Joke Lanz & Ute Wassermann

Half Dead Half Alive

By: Massimo Ricci

Touching Extremes

2021

Language: english

There are people around who delude themselves into believing they’re “experimental vocalists”. However, by listening to what comes out of those mouths the feeling is as terrible as when one’s annoyed by the umpteenth rendition of a jazz standard. The pretenders literally vanish in front of the authentic specialists of hyper-pliable glottis. Researchers of the stature of Phil Minton and, in this particular case, Ute Wassermann. Artists who spent a lifetime discovering new methods to draw out the wonders hidden inside their oral cavities, emphasizing the imaginative features to the point of making what our ears perceive as staggering appear normal (but still not too natural).
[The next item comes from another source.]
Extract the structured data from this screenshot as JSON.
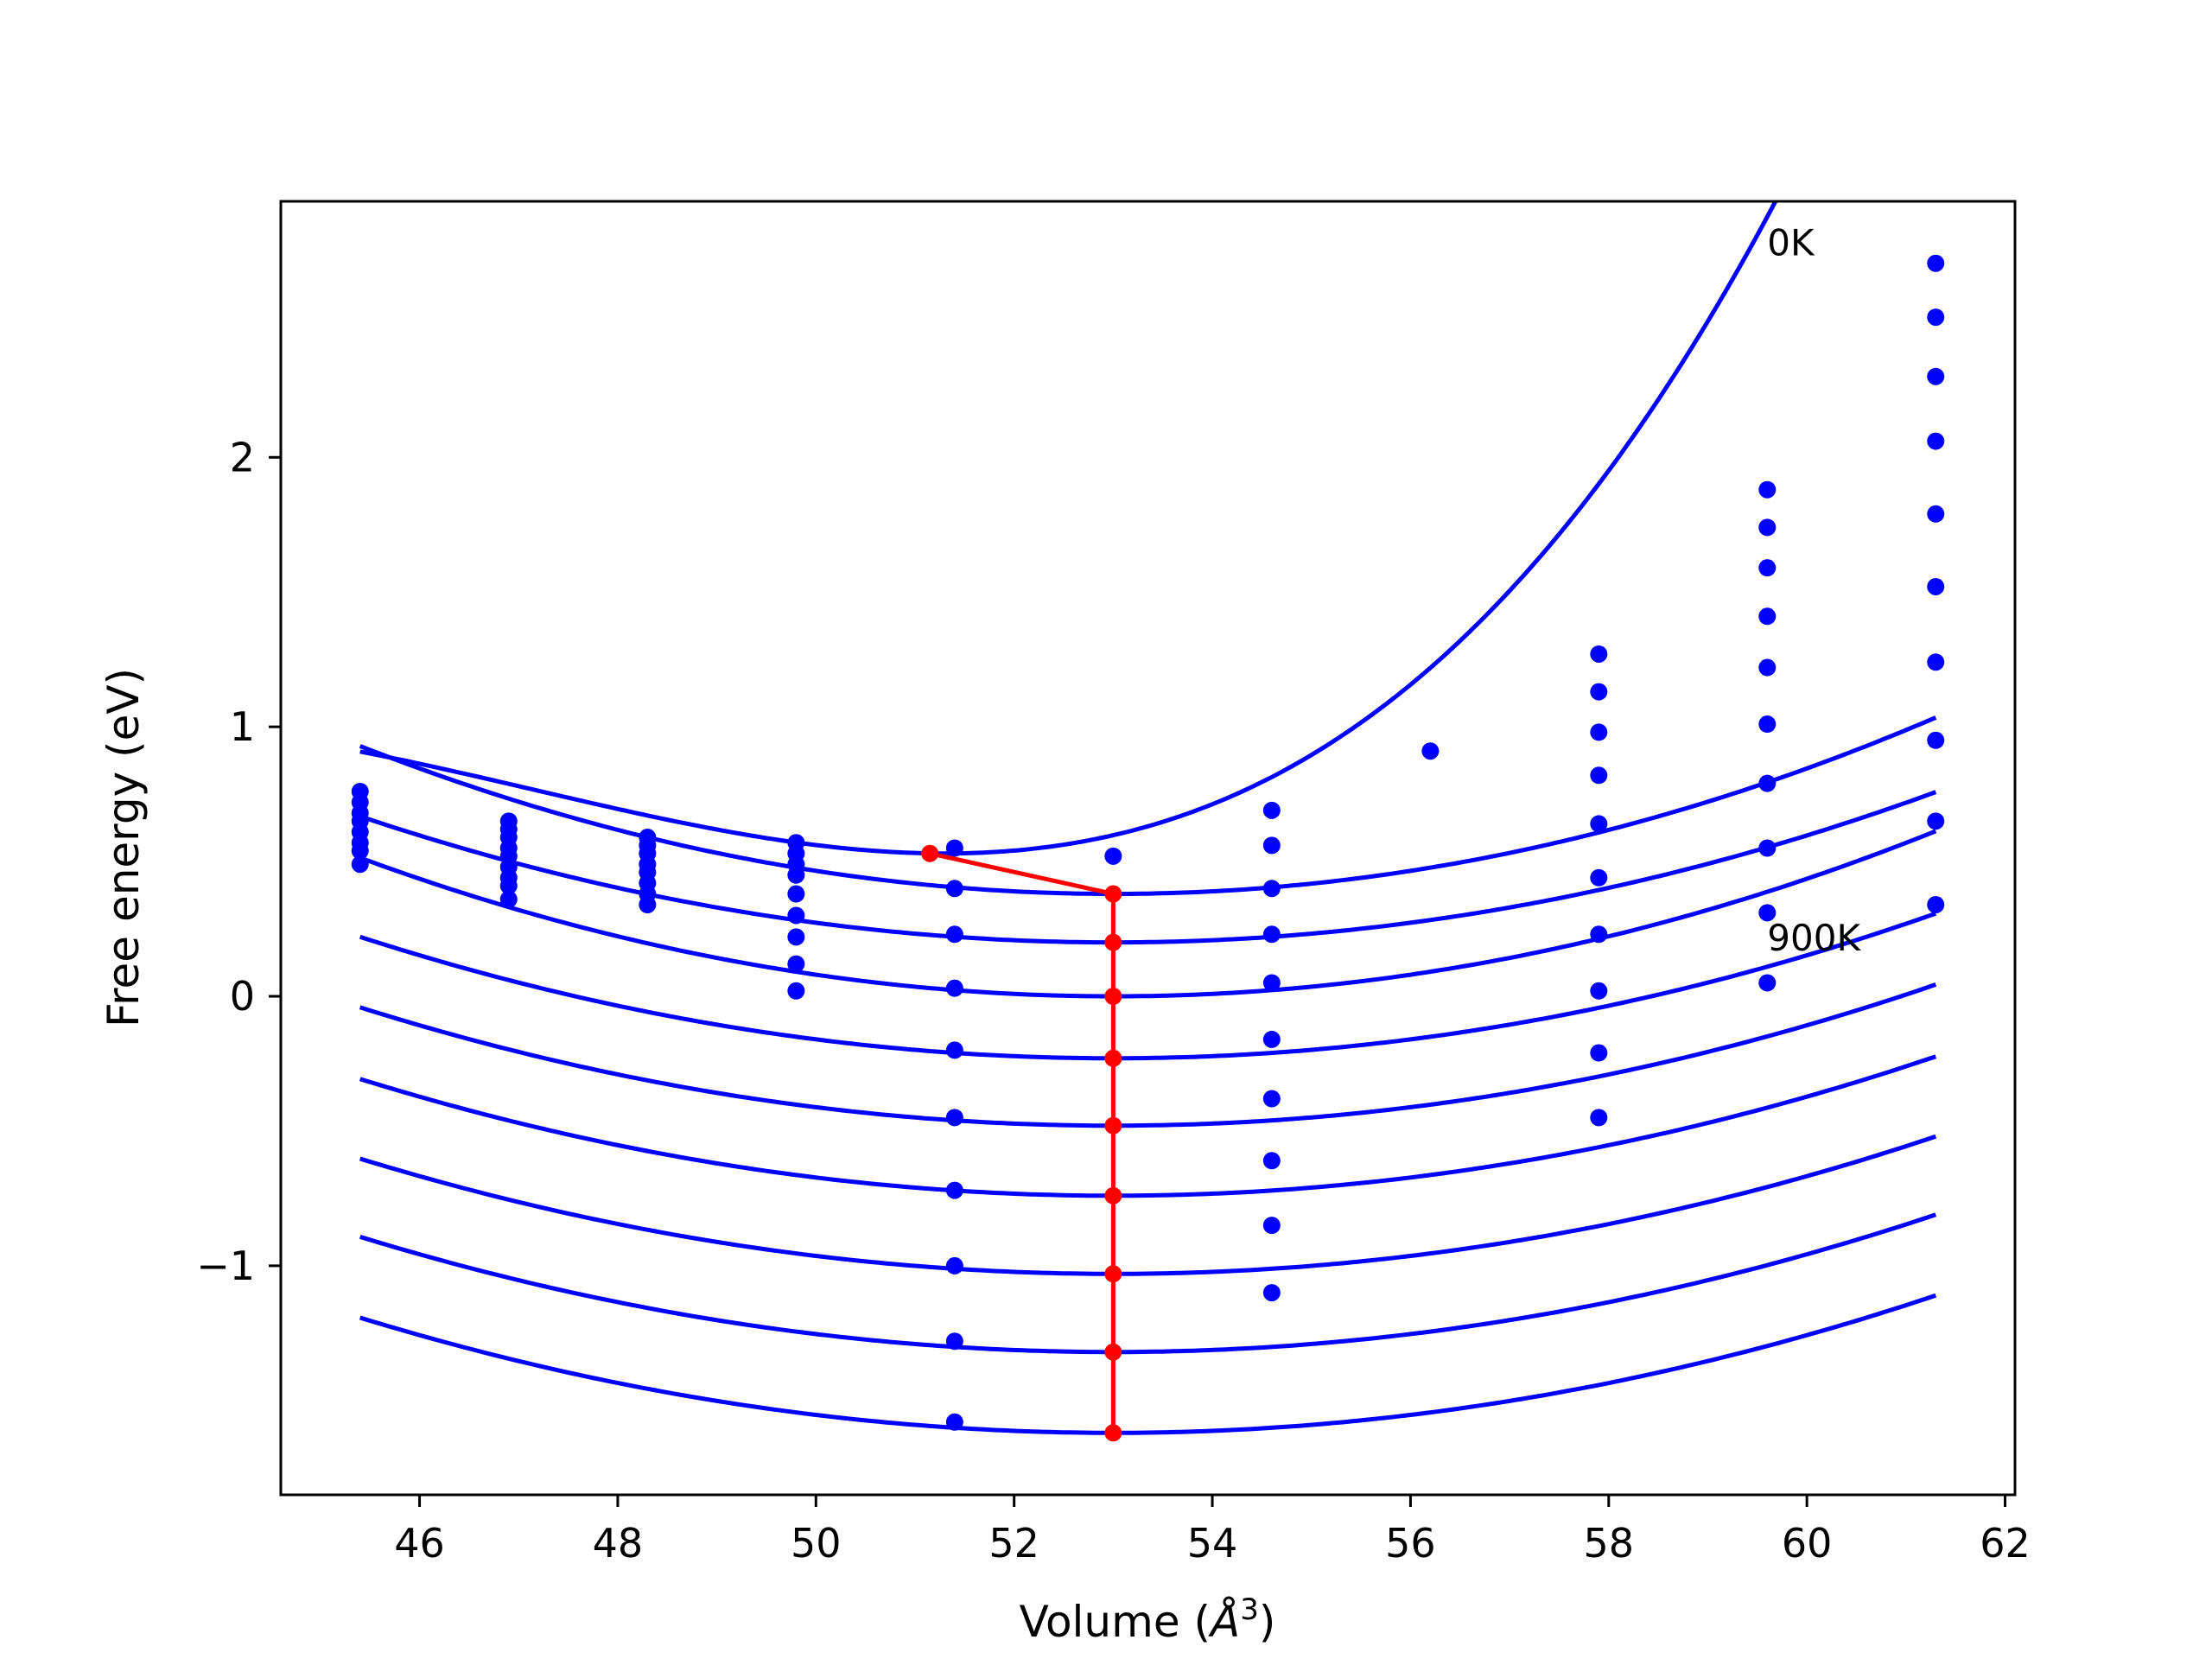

Of course appropriate partners are needed to enhance an extreme range of human expressivity. Joke Lanz, a turntablist of outstanding responsiveness and sensitivity, is well suited for Wassermann’s freakishly demanding, utterly sublime interpretations. This set, recorded in 2019, comprehensively substantiates the axiom according to which a genuine voice experimenter and a smart instrumentalist can engender a hybrid language where the number of messages, tweets (pun intended, given Wassermann’s passion for bird calls) and stimuli received by the brain is humanly incalculable.
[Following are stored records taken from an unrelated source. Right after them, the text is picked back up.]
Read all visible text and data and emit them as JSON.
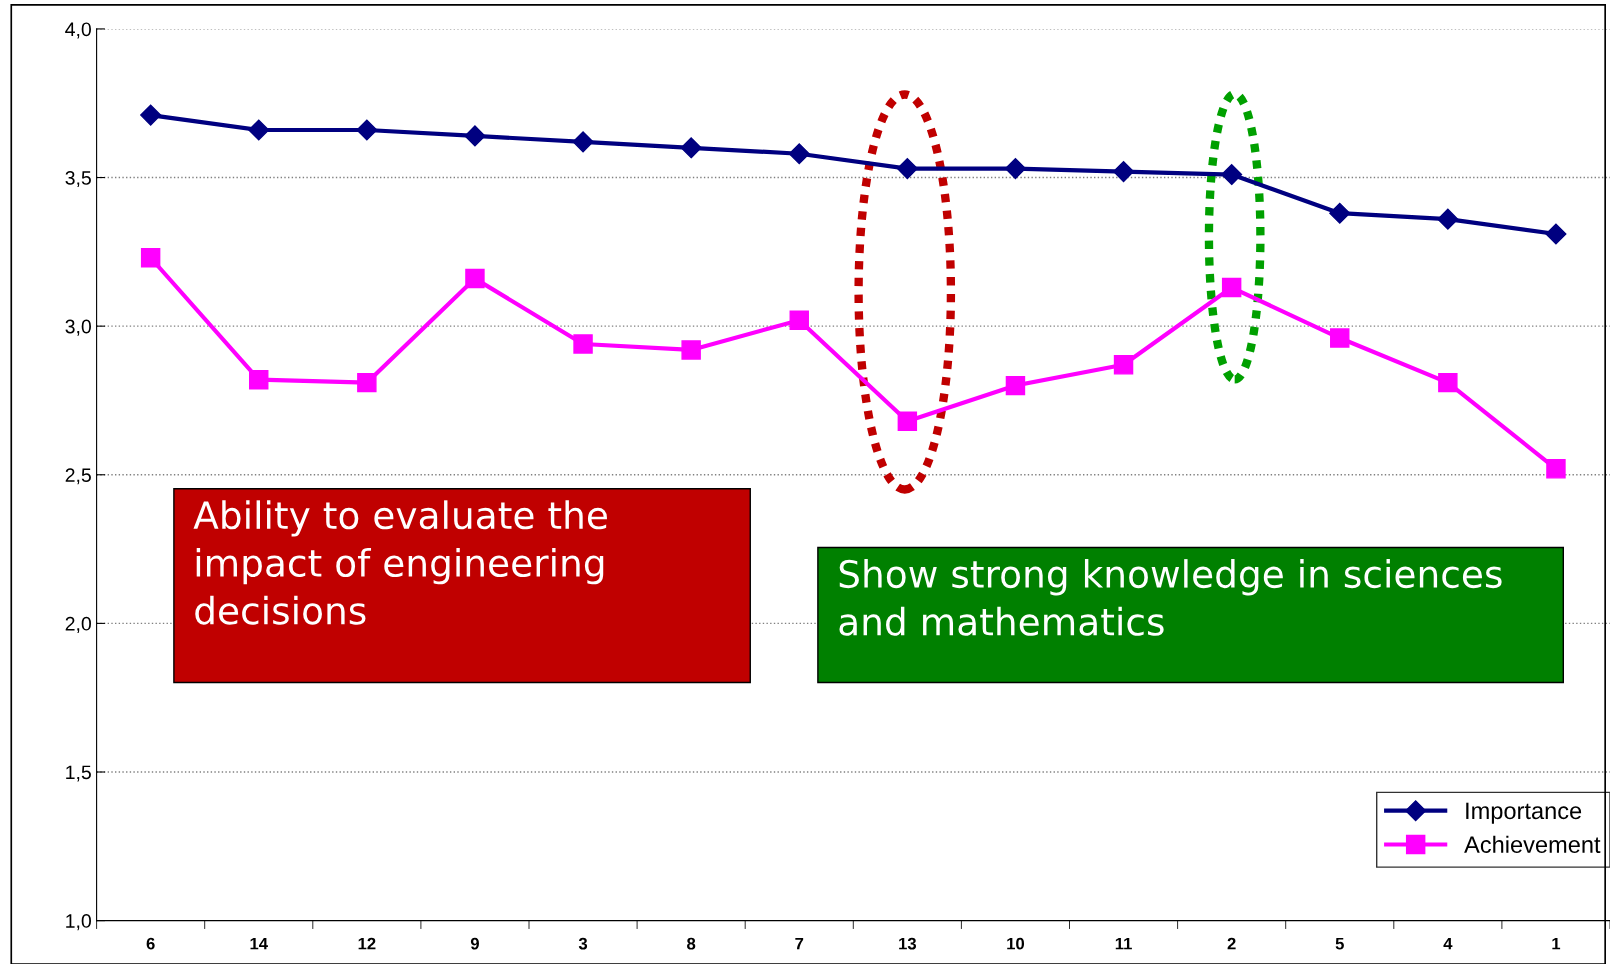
{
  "chart_data": {
    "type": "line",
    "categories": [
      "6",
      "14",
      "12",
      "9",
      "3",
      "8",
      "7",
      "13",
      "10",
      "11",
      "2",
      "5",
      "4",
      "1"
    ],
    "series": [
      {
        "name": "Importance",
        "color": "#000080",
        "marker": "diamond",
        "values": [
          3.71,
          3.66,
          3.66,
          3.64,
          3.62,
          3.6,
          3.58,
          3.53,
          3.53,
          3.52,
          3.51,
          3.38,
          3.36,
          3.31
        ]
      },
      {
        "name": "Achievement",
        "color": "#ff00ff",
        "marker": "square",
        "values": [
          3.23,
          2.82,
          2.81,
          3.16,
          2.94,
          2.92,
          3.02,
          2.68,
          2.8,
          2.87,
          3.13,
          2.96,
          2.81,
          2.52
        ]
      }
    ],
    "ylim": [
      1.0,
      4.0
    ],
    "yticks": [
      {
        "value": 1.0,
        "label": "1,0"
      },
      {
        "value": 1.5,
        "label": "1,5"
      },
      {
        "value": 2.0,
        "label": "2,0"
      },
      {
        "value": 2.5,
        "label": "2,5"
      },
      {
        "value": 3.0,
        "label": "3,0"
      },
      {
        "value": 3.5,
        "label": "3,5"
      },
      {
        "value": 4.0,
        "label": "4,0"
      }
    ],
    "grid": "y",
    "legend": "bottom right",
    "annotations": [
      "Ability to evaluate the impact of engineering decisions",
      "Show strong knowledge in sciences and mathematics"
    ]
  }
}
Nonetheless, there’s not an instant of logical deprivation in these 36 minutes. Which is even more remarkable: the inability to memorize breakneck sequences of consecutive events gets combined with the impression of an intelligible, albeit extremely disjointed continuum chock full of points of vantage for the attentive student. One can remain stunned by the thousands of masks worn by Wassermann’s vocal cords (my descriptions would border on pathetic) or admire the contrapuntal jumble of micronized irony emanating from the records picked by Lanz, who instantaneously builds perfect frameworks for his partner. The countless miniatures born from this union amaze like quick-witted fireflies in a night habitually populated by insignificant insects.